Chapter 6 questions

In our case, we consider hug because it is a strict substring of “hugs”. The notion of strict substring is only used here to select the initial tokens for this toy example (in a real use case, we will use a BPE algorithm for example). Then we calculate their frequency of appearance, independently of the fact that they are a strict substring or not.

1 Like

Hello!
How to do the :pencil2: Try it out! Compute the start and end indices for the five most likely answers.?

Hi @SaulLu,

I agree with @dipetkov on his comment about including “hug” in the frequencies.

I didn’t get the point from your comment, why we include “hug” in the frequencies from “hugs” and “hug”?

Thanks a lot

I am very sorry that this example is confusing.

To give back some context, here we want to show with a very small example how the Unigram algorithm works.

This algorithm, starts with an initial vocabulary which is usually determined by a BPE algorithm. To avoid complicating the toy example here we wanted to take a simpler rule which is “take all strict substrings for the initial vocabulary”.

In concrete terms, we have listed all the strict substrings of the words in the corpus:

  • the strict substrings of "hug" are ['h', 'u', 'g', 'hu', 'ug']
  • the strict substrings of "pug" are ['p', 'u', 'g', 'pu', 'ug']
  • the strict substrings of "pun" are ['p', 'u', 'n', 'pu', 'un']
  • the strict substrings of "bun" are ['b', 'u', 'n', 'bu', 'un']
  • the strict substrings of "hugs" are ['h', 'u', 'g', 's', 'hu', 'ug', 'gs', 'hug', 'ugs']

By merging these lists of strict substrings and by deleting the duplicates, we end up with the initial vocabulary of ['n', 'b', 'g', 'u', 's', 'p', 'h', 'un', 'gs', 'hu', 'ug', 'bu', 'pu', 'ugs', 'hug'].

Now that we have this list our initial vocabulary, we can forget about the notion of strick substrings and move on to the second part of the Unigram algorithm which starts with the calculation of frequencies.

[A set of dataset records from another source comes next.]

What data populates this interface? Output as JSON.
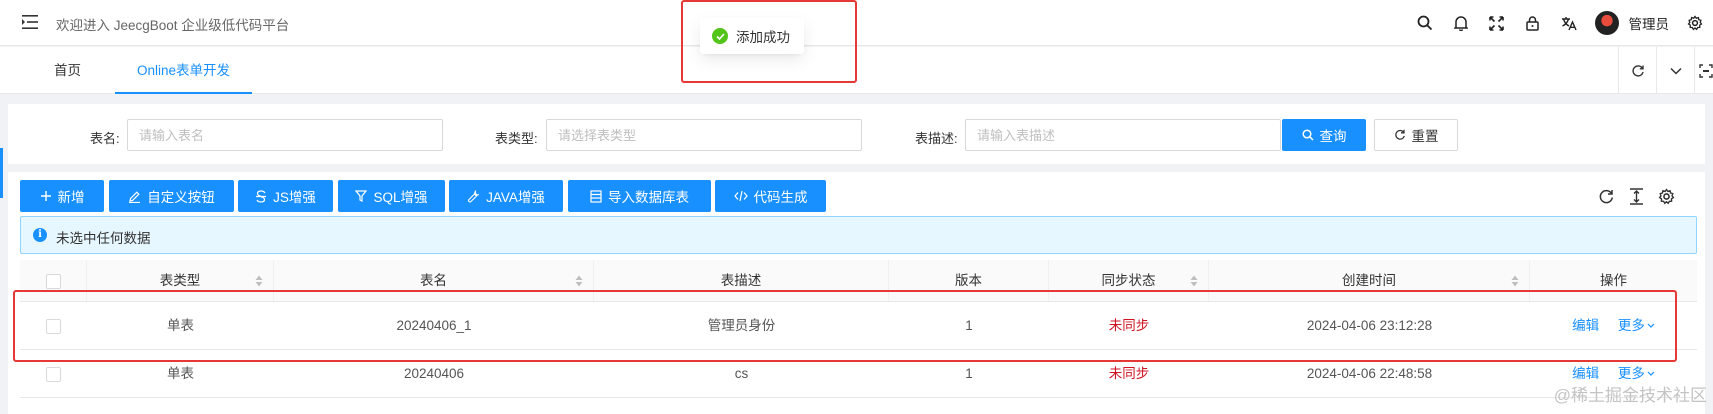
{
  "header": {
    "welcome": "欢迎进入 JeecgBoot 企业级低代码平台",
    "username": "管理员",
    "icons": [
      "search-icon",
      "bell-icon",
      "fullscreen-icon",
      "lock-icon",
      "translate-icon",
      "gear-icon"
    ]
  },
  "tabs": [
    {
      "label": "首页",
      "active": false
    },
    {
      "label": "Online表单开发",
      "active": true
    }
  ],
  "search": {
    "table_name_label": "表名:",
    "table_name_placeholder": "请输入表名",
    "table_type_label": "表类型:",
    "table_type_placeholder": "请选择表类型",
    "table_desc_label": "表描述:",
    "table_desc_placeholder": "请输入表描述",
    "query_button": "查询",
    "reset_button": "重置"
  },
  "toolbar": {
    "add": "新增",
    "custom_button": "自定义按钮",
    "js_enhance": "JS增强",
    "sql_enhance": "SQL增强",
    "java_enhance": "JAVA增强",
    "import_db": "导入数据库表",
    "code_gen": "代码生成"
  },
  "alert": {
    "text": "未选中任何数据"
  },
  "table": {
    "columns": [
      "表类型",
      "表名",
      "表描述",
      "版本",
      "同步状态",
      "创建时间",
      "操作"
    ],
    "rows": [
      {
        "type": "单表",
        "name": "20240406_1",
        "desc": "管理员身份",
        "version": "1",
        "sync": "未同步",
        "created": "2024-04-06 23:12:28",
        "edit": "编辑",
        "more": "更多"
      },
      {
        "type": "单表",
        "name": "20240406",
        "desc": "cs",
        "version": "1",
        "sync": "未同步",
        "created": "2024-04-06 22:48:58",
        "edit": "编辑",
        "more": "更多"
      }
    ]
  },
  "toast": {
    "text": "添加成功"
  },
  "watermark": "@稀土掘金技术社区",
  "colors": {
    "primary": "#1890ff",
    "danger": "#cf1322",
    "success": "#52c41a",
    "annotation": "#e53935"
  }
}
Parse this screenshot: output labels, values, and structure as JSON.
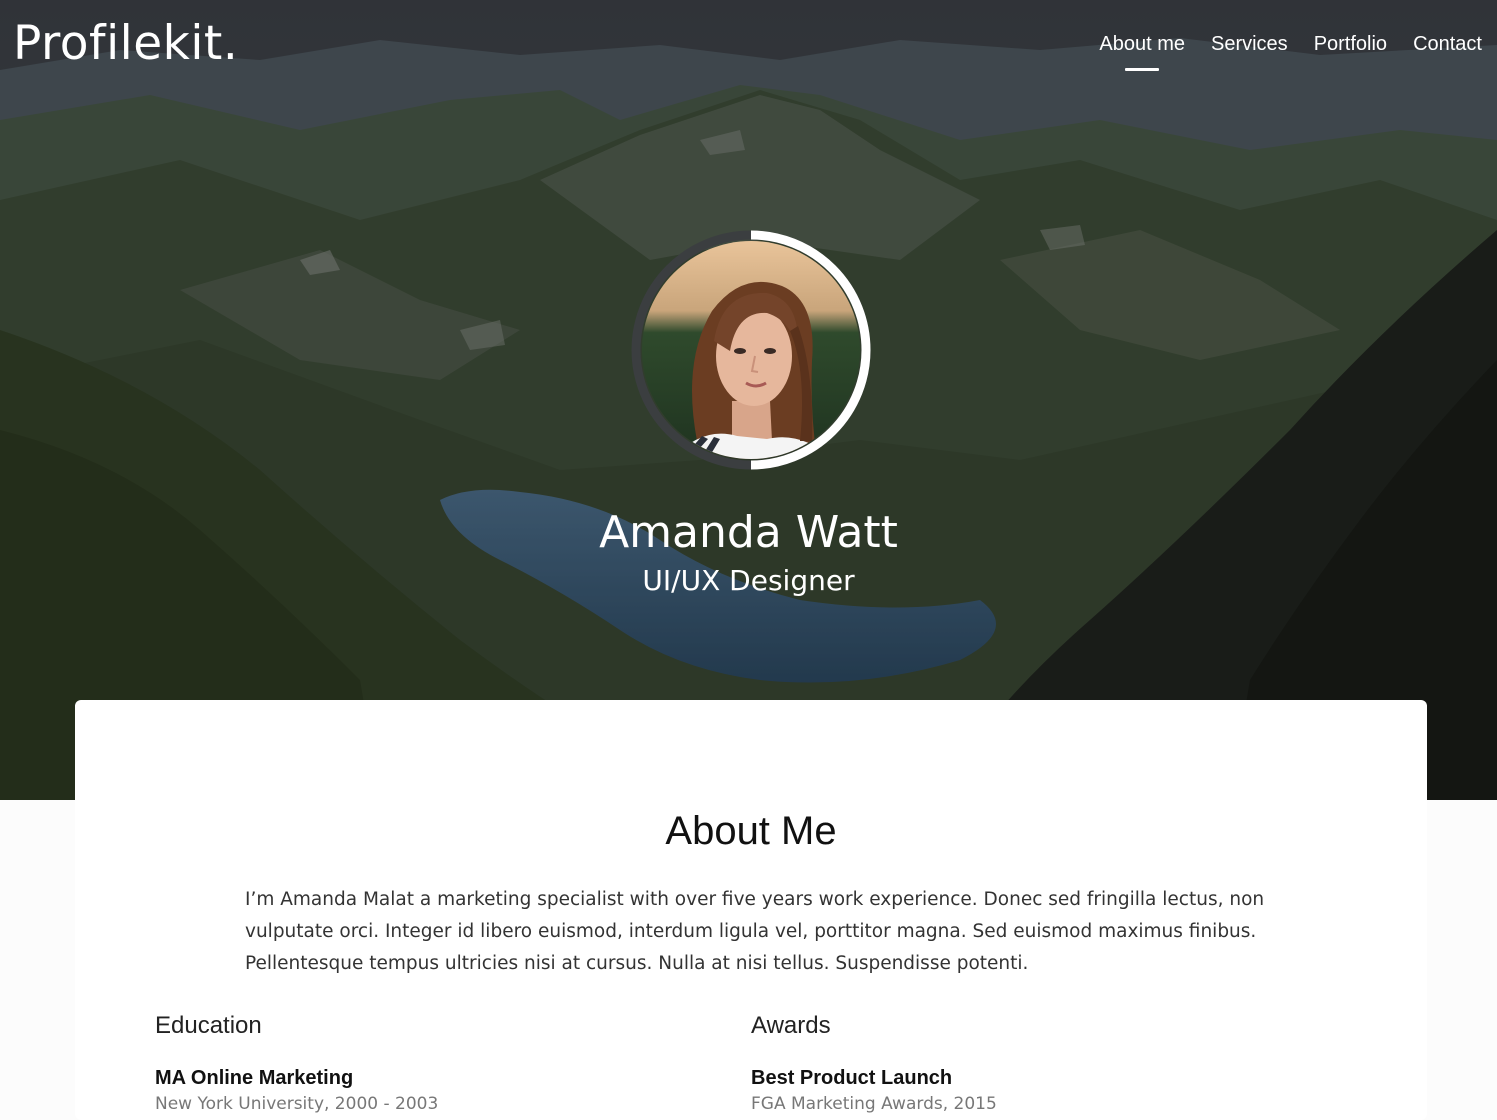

Does this make more sense?

1 Like

Hello everyone,

I was following along the Chapter 6 Part 2 and trying to train a new tokenizer from an old one. And I used AutoTokenizer.train_new_from_iterator() exactly the same as an example. I did not use the same dataset though. The dataset size however is actually bigger (2.2GB). Unfortunately, it took too long (almost an hour and thirty minutes). I realized it was not utilizing all the threads/CPUs that I have. Please see the below screenshot.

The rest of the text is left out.